Conservatives invoke supernatural claims to justify intransigent opposition to change, not so with Hayekian liberals.
"The liberal differs from the conservative in his willingness to face [human] ignorance and to admit how little we know, without claiming the authority of supernatural forces of knowledge where his reason fails him. It has to be admitted that in some respects the liberal is fundamentally a skeptic -- but it seems to require a certain degree of diffidence to let others seek their happiness in their own fashion and to adhere consistently to that tolerance which is an essential characteristic of liberalism."

Hayek's wrote, "What distinguishes the liberal from the conservative here is that, however profound his own spiritual beliefs, he will never regard himself as entitled to impose them on others and that for him the spiritual and the temporal are different spheres which ought not to be confused."
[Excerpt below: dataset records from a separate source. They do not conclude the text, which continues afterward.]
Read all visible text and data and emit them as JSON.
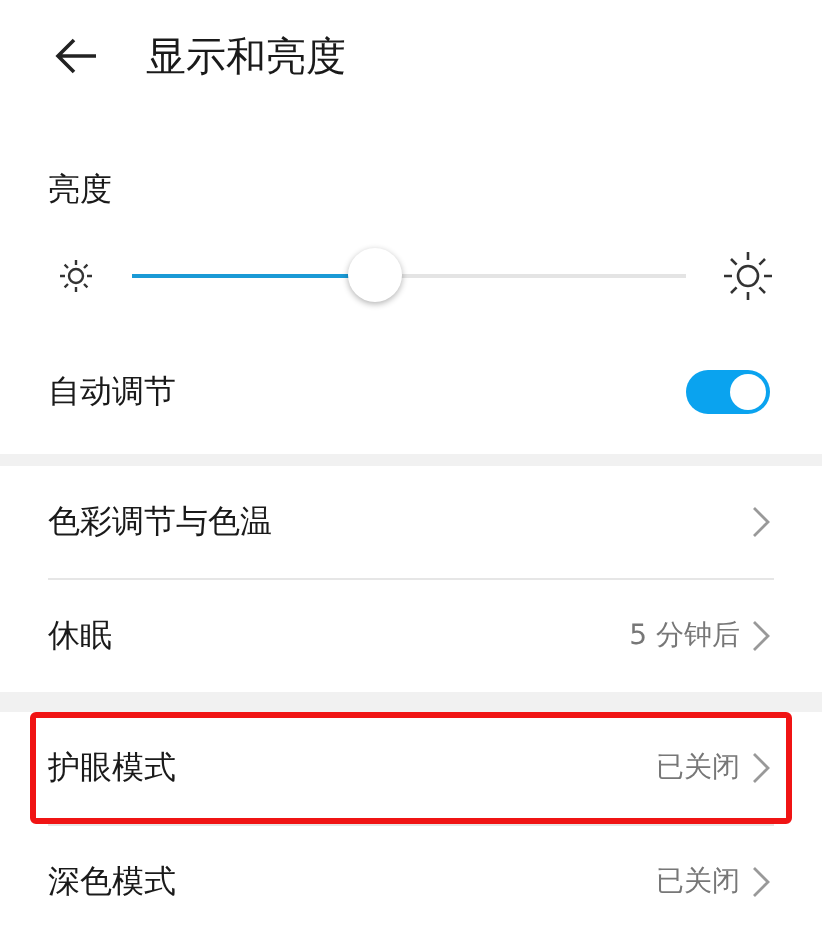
{
  "title": "显示和亮度",
  "brightness": {
    "label": "亮度",
    "level": 0.44
  },
  "auto_adjust": {
    "label": "自动调节",
    "on": true
  },
  "groups": [
    [
      {
        "label": "色彩调节与色温",
        "highlighted": false
      },
      {
        "label": "休眠",
        "value": "5 分钟后",
        "highlighted": false
      }
    ],
    [
      {
        "label": "护眼模式",
        "value": "已关闭",
        "highlighted": true
      },
      {
        "label": "深色模式",
        "value": "已关闭",
        "highlighted": false
      }
    ]
  ]
}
Hayek never feared evolutionary change in society, nor believed religious values sufficient reason for using power of the state to prevent change. Hayek, the intransigent opponent of socialism that Beck and conservatives admire, also saw himself equally opposed to their conservative agenda, something conservatives ignore at their peril. More confusing for these so-called admirers of Hayek would be the fact that Hayek opposed their conservative agenda for precisely the same reasons he opposed socialism. But that, I suspect, is a brew too strong for the so-called Tea Party.